Zeiten unterbrochener Betriebszugehörigkeit im Baugewerbe und der Kündigungsschutz

Gem. § 1 Abs. 1 KSchG bedarf eine Kündigung zu ihrer Wirksamkeit der sozialen Rechtfertigung, wenn das Arbeitsverhältnis in demselben Betrieb oder Unternehmen ohne Unterbrechung länger als sechs Monate bestanden hat. Sinn und Zweck dieser „Wartezeit“ ist es, den Parteien des Arbeitsverhältnisses für eine gewisse Zeit die Prüfung zu ermöglichen, ob sie sich auf Dauer binden wollen1.

Zeiten unterbrochener Betriebszugehörigkeit im Baugewerbe und der Kündigungsschutz

Dem Wortlaut nach knüpft die Vorschrift an den Bestand des Arbeitsverhältnisses, nicht an die tatsächliche Beschäftigung an. Danach schadet jede rechtliche Unterbrechung, sei sie auch nur von kurzer Dauer. Eine solch enge Sichtweise würde aber dem Gesetzeszweck nicht gerecht werden. Danach kann eine rechtliche Unterbrechung unbeachtlich sein, wenn sie verhältnismäßig kurz ist und zwischen beiden Arbeitsverhältnissen ein enger sachlicher Zusammenhang besteht. Unter welchen Voraussetzungen eine Unterbrechung als verhältnismäßig kurz anzusehen ist, lässt sich nicht generell festlegen. Zu berücksichtigen sind neben der absoluten Dauer auch mögliche Besonderheiten des Arbeitsverhältnisses oder der betreffenden Branche. Ob ein sachlicher Zusammenhang anzunehmen ist, hängt insbesondere von Anlass der Unterbrechung und Art der Weiterbeschäftigung ab2. Je länger die zeitliche Unterbrechung gedauert hat, desto gewichtiger müssen die für einen sachlichen Zusammenhang sprechenden Umstände sein3.

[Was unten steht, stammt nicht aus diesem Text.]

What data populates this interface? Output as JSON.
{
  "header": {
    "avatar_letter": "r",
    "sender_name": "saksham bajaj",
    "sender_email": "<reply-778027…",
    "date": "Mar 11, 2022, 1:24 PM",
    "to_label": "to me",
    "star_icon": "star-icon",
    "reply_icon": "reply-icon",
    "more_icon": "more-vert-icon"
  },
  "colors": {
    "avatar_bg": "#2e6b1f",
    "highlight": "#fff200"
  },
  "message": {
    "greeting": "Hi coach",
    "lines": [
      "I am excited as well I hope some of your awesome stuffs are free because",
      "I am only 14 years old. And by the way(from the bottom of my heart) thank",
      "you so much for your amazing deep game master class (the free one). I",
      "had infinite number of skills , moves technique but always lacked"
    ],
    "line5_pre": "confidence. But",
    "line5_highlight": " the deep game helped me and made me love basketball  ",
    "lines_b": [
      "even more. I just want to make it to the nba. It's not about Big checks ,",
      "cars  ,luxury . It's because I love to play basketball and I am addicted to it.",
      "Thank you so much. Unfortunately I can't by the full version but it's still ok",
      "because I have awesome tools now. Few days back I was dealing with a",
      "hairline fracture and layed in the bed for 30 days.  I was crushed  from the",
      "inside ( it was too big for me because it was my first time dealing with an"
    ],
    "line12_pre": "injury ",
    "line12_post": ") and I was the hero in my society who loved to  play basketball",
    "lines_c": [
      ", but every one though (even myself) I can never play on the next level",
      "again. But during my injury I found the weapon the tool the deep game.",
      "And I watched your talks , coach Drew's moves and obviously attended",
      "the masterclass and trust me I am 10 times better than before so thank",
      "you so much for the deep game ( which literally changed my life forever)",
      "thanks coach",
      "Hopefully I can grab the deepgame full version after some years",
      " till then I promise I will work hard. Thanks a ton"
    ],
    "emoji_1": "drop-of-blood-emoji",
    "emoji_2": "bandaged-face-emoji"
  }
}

§ 1 Abs. 1 KSchG ist einseitig zwingendes Recht4. Vereinbarungen zum Nachteil des Arbeitnehmers sind unwirksam5. Zulässig sind dagegen zu Gunsten des Arbeitnehmers abweichende Regelungen, etwa – einzelvertragliche oder kollektivrechtliche – Vereinbarungen über den Ausschluss oder die Verkürzung der Wartezeit6 oder über die Anrechnung von Vorbeschäftigungszeiten bei demselben oder einem anderen Arbeitgeber7.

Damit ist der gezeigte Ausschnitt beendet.